Today, you'll find her opining about the complexities of living a wired life via her radio show on SiriusXM and her website Dot Complicated. Zuckerberg Media's latest project? Fairfield Inn and Suites, which hired her as spokesperson for something the company called "National Amazing Month," a marketing campaign that involved conducting a survey in which it asked 1,400 people about who helps them stay amazing. Armed with the survey data meshed with her personal experience, here's Zuckerberg's advice on the best ways to keep a sane balance between your personal and work lives.
1. Ask for help.
You can't be a successful business person and amazing parent while staying physically fit without some help from your network. But you need to ask for it. "The only way we can really achieve balance in our lives is to surround ourselves with incredible people who help us get that balance and help us realize our dreams," she says.
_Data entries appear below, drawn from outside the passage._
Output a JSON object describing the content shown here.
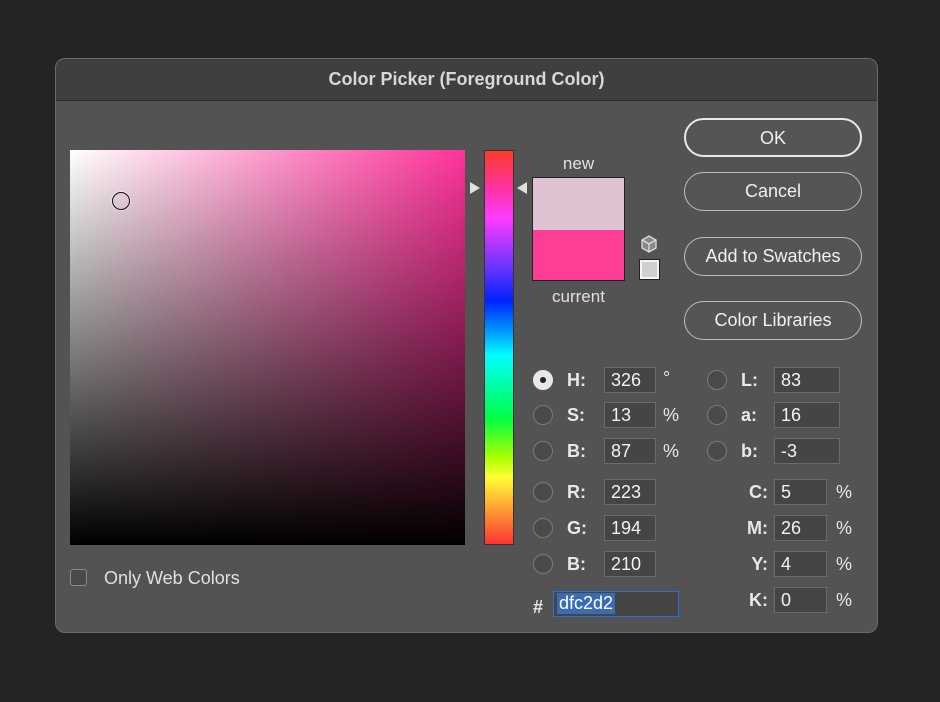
{
  "title": "Color Picker (Foreground Color)",
  "colors": {
    "new": "#dfc2d2",
    "current": "#fe3d94",
    "hue_base": "#ff3399"
  },
  "swatch": {
    "new_label": "new",
    "current_label": "current"
  },
  "buttons": {
    "ok": "OK",
    "cancel": "Cancel",
    "add_to_swatches": "Add to Swatches",
    "color_libraries": "Color Libraries"
  },
  "only_web_colors": {
    "label": "Only Web Colors",
    "checked": false
  },
  "hsb": {
    "h_label": "H:",
    "h": "326",
    "h_unit": "°",
    "s_label": "S:",
    "s": "13",
    "s_unit": "%",
    "b_label": "B:",
    "b": "87",
    "b_unit": "%"
  },
  "rgb": {
    "r_label": "R:",
    "r": "223",
    "g_label": "G:",
    "g": "194",
    "b_label": "B:",
    "b": "210"
  },
  "lab": {
    "l_label": "L:",
    "l": "83",
    "a_label": "a:",
    "a": "16",
    "b_label": "b:",
    "b": "-3"
  },
  "cmyk": {
    "c_label": "C:",
    "c": "5",
    "m_label": "M:",
    "m": "26",
    "y_label": "Y:",
    "y": "4",
    "k_label": "K:",
    "k": "0",
    "unit": "%"
  },
  "hex": {
    "label": "#",
    "value": "dfc2d2"
  },
  "selected_mode": "H"
}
2. Express your appreciation.
Zuckerberg says that she often talks with businesses about the morale-boosting value of showing employees gratitude, but it's important to express appreciation to people outside of work as well. "As a society we tend to forget that acknowledging people matters a lot," she says.
3. Notice the kindness of strangers.
Respondents to Fairfield's survey ranked partners and pets as important sources of support, but Zuckerberg says she was surprised to see that random acts of kindness from strangers ranked higher in value than interactions with online friends. "So people actually get more of a sense of happiness or sense of fulfillment from a stranger being kind to them-a barista at the coffee shop giving them a smile, someone holding a door open for them-than they might even necessarily get from interactions online," she says.
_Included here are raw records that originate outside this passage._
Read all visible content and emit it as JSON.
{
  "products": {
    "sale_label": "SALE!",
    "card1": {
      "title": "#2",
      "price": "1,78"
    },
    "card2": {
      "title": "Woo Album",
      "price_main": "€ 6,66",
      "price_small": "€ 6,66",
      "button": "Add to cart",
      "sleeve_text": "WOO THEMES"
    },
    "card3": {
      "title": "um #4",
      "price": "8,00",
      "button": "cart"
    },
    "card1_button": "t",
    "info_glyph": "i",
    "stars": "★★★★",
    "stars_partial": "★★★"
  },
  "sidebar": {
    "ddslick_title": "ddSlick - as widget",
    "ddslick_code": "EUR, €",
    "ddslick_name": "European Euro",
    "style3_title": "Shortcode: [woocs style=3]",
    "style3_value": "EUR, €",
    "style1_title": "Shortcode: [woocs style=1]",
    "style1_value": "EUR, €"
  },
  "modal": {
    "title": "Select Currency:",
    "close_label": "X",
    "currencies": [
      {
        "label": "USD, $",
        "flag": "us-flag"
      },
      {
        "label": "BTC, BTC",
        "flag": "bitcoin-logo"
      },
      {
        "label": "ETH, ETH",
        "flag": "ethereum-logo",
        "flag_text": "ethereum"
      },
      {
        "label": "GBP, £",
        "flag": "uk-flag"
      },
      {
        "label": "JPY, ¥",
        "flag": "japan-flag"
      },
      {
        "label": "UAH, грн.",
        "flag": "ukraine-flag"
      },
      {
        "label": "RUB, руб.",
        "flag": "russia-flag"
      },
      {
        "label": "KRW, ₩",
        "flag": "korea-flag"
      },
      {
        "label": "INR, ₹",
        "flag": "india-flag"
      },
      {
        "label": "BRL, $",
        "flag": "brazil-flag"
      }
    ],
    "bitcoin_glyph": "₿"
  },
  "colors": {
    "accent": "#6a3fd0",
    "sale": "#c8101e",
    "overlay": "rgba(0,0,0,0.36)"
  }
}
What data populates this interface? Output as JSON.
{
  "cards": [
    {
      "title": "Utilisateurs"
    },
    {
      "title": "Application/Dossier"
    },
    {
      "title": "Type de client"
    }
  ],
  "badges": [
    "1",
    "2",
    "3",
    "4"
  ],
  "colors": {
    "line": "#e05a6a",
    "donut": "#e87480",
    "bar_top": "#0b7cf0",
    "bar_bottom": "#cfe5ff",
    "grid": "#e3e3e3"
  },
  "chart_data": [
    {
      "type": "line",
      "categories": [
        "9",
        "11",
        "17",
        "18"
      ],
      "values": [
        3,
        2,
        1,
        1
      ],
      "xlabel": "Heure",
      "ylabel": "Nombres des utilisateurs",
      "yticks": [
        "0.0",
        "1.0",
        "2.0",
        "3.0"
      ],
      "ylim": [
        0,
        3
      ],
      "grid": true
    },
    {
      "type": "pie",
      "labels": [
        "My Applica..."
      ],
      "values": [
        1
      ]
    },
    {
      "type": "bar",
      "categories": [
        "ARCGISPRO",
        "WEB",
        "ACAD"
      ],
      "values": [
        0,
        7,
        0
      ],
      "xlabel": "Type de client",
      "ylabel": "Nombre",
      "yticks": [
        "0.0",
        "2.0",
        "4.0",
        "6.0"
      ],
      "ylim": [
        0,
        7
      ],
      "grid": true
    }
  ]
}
4. Be intentional about how you use your devices.
Anyone with a smartphone knows how helpful they can be on myriad levels. Yet, being head down to a device can keep you from forming deep personal relationships and make others feel as if you're not listening or paying attention to them. Don't be that person and mind how and when you use technology. "[A]re you just kind of mindlessly snacking and scrolling through feeds when you don't have to be?" she asks. "Make sure that you're really present in a moment, you're not that person who's texting or glancing at your phone at the dinner table. And take breaks when you're mindfully putting the phone down and away, and unplugging."
5. Don't expect to be great at everything, every day.
"As long as it balances out in the long run, it's OK if some days you're very focused on your family, other days you're very focused on your job, other days you're very focused on yourself," she says. "I think it's OK to be, well, lopsided some days."